The new relativity of values in the cultural context, the identification of mediaeval buildings as part of national heritage in northern countries, and emerging Romanticism were at the roots of the restoration movement that started in the late eighteenth century, and further evolved with historicism and eclecticism especially in the second half of the nineteenth century. While an initial aim was to protect the 'national monuments of history, science and art' (during the French Revolution), the policies later developed toward the restoration of the lost stylistic integrity. The relevant justifications varied from the religious-moral motives of the Ecclesiologists in England to the national-romantic values of the Germans, and the rational-scientific approach of the French. The absolute 'idea' of beauty in Classicism was now associated with the concept of style, i.e., human conception but still an external refer
ence to the object itself, an ideal scheme to be taken as a reference for 'stylistic restoration'.
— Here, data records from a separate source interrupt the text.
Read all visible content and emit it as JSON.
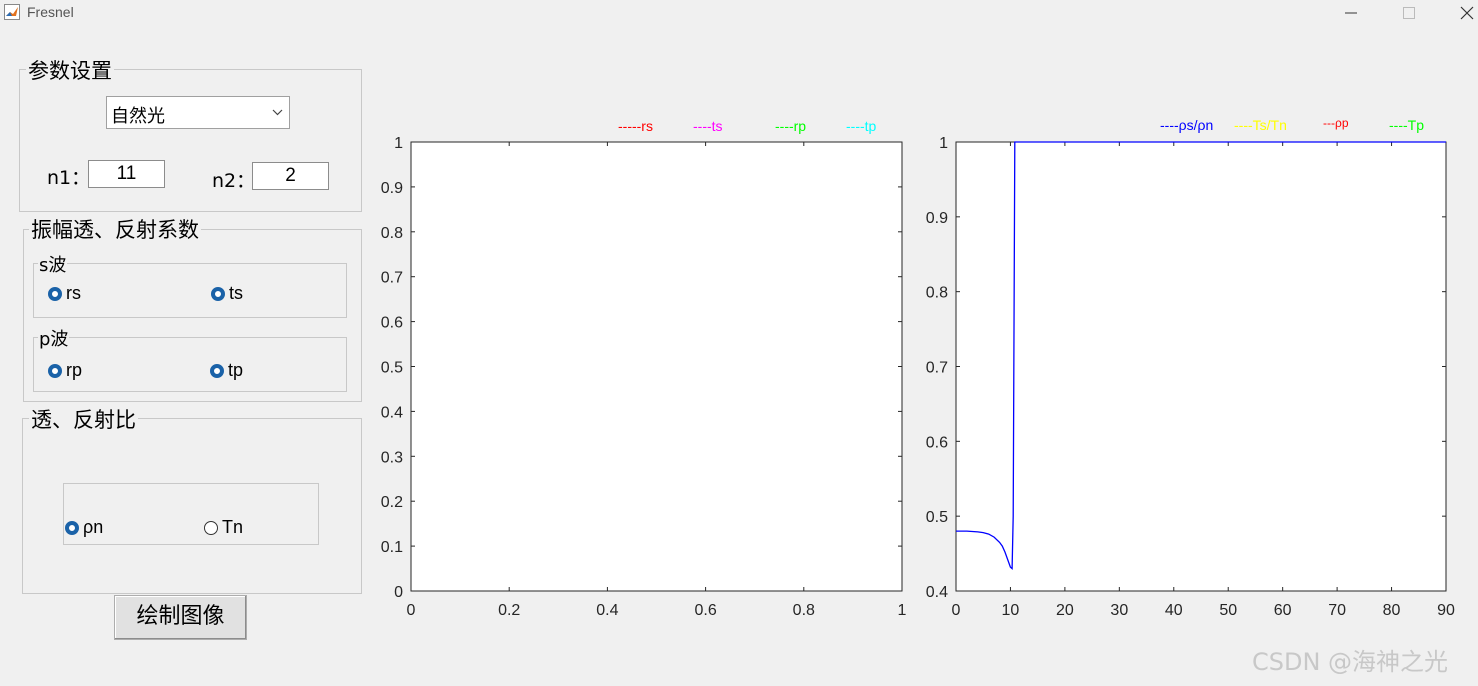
{
  "window": {
    "title": "Fresnel"
  },
  "params_panel": {
    "title": "参数设置",
    "light_type": "自然光",
    "n1_label": "n1：",
    "n1_value": "11",
    "n2_label": "n2：",
    "n2_value": "2"
  },
  "amplitude_panel": {
    "title": "振幅透、反射系数",
    "s_group": {
      "title": "s波",
      "options": [
        "rs",
        "ts"
      ],
      "checked": [
        true,
        true
      ]
    },
    "p_group": {
      "title": "p波",
      "options": [
        "rp",
        "tp"
      ],
      "checked": [
        true,
        true
      ]
    }
  },
  "ratio_panel": {
    "title": "透、反射比",
    "options": [
      "ρn",
      "Tn"
    ],
    "checked": [
      true,
      false
    ]
  },
  "draw_button": "绘制图像",
  "legend_left": [
    {
      "label": "-----rs",
      "color": "#ff0000"
    },
    {
      "label": "----ts",
      "color": "#ff00ff"
    },
    {
      "label": "----rp",
      "color": "#00ff00"
    },
    {
      "label": "----tp",
      "color": "#00ffff"
    }
  ],
  "legend_right": [
    {
      "label": "----ρs/ρn",
      "color": "#0000ff"
    },
    {
      "label": "----Ts/Tn",
      "color": "#ffff00"
    },
    {
      "label": "---ρp",
      "color": "#ff0000"
    },
    {
      "label": "----Tp",
      "color": "#00ff00"
    }
  ],
  "watermark": "CSDN @海神之光",
  "chart_data": [
    {
      "type": "line",
      "xlim": [
        0,
        1
      ],
      "ylim": [
        0,
        1
      ],
      "xticks": [
        "0",
        "0.2",
        "0.4",
        "0.6",
        "0.8",
        "1"
      ],
      "yticks": [
        "0",
        "0.1",
        "0.2",
        "0.3",
        "0.4",
        "0.5",
        "0.6",
        "0.7",
        "0.8",
        "0.9",
        "1"
      ],
      "series": []
    },
    {
      "type": "line",
      "xlim": [
        0,
        90
      ],
      "ylim": [
        0.4,
        1
      ],
      "xticks": [
        "0",
        "10",
        "20",
        "30",
        "40",
        "50",
        "60",
        "70",
        "80",
        "90"
      ],
      "yticks": [
        "0.4",
        "0.5",
        "0.6",
        "0.7",
        "0.8",
        "0.9",
        "1"
      ],
      "series": [
        {
          "name": "----ρs/ρn",
          "color": "#0000ff",
          "x": [
            0,
            2,
            4,
            5,
            6,
            7,
            8,
            8.5,
            9,
            9.5,
            10,
            10.3,
            10.5,
            10.8,
            90
          ],
          "y": [
            0.48,
            0.48,
            0.479,
            0.478,
            0.476,
            0.472,
            0.465,
            0.46,
            0.452,
            0.442,
            0.432,
            0.43,
            0.5,
            1,
            1
          ]
        }
      ]
    }
  ]
}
Restoration of the unity of style was defined in a systematic manner by Mérimée and Viollet-le-Duc in the mid-nineteenth century. The movement was strengthened by the pragmatic and positivistic attitude of architects who emphasized the need to make use of historic buildings - rather than just preserving them as documents, and by the political ambitions of decision-makers for whom restoration became a question of national prestige. It evolved from the 'unification to purification' of style in Central European historicism, to 'restauro storied in Italy, and to 'period restoration' in USA (Colonial Williamsburg). With the increase of knowledge in history and the augmentation of tourism as an important 'beneficiary', stylistic restoration has continued throughout the twentieth century, influencing practically all regions of the world and continuing as a dominant feature in practice.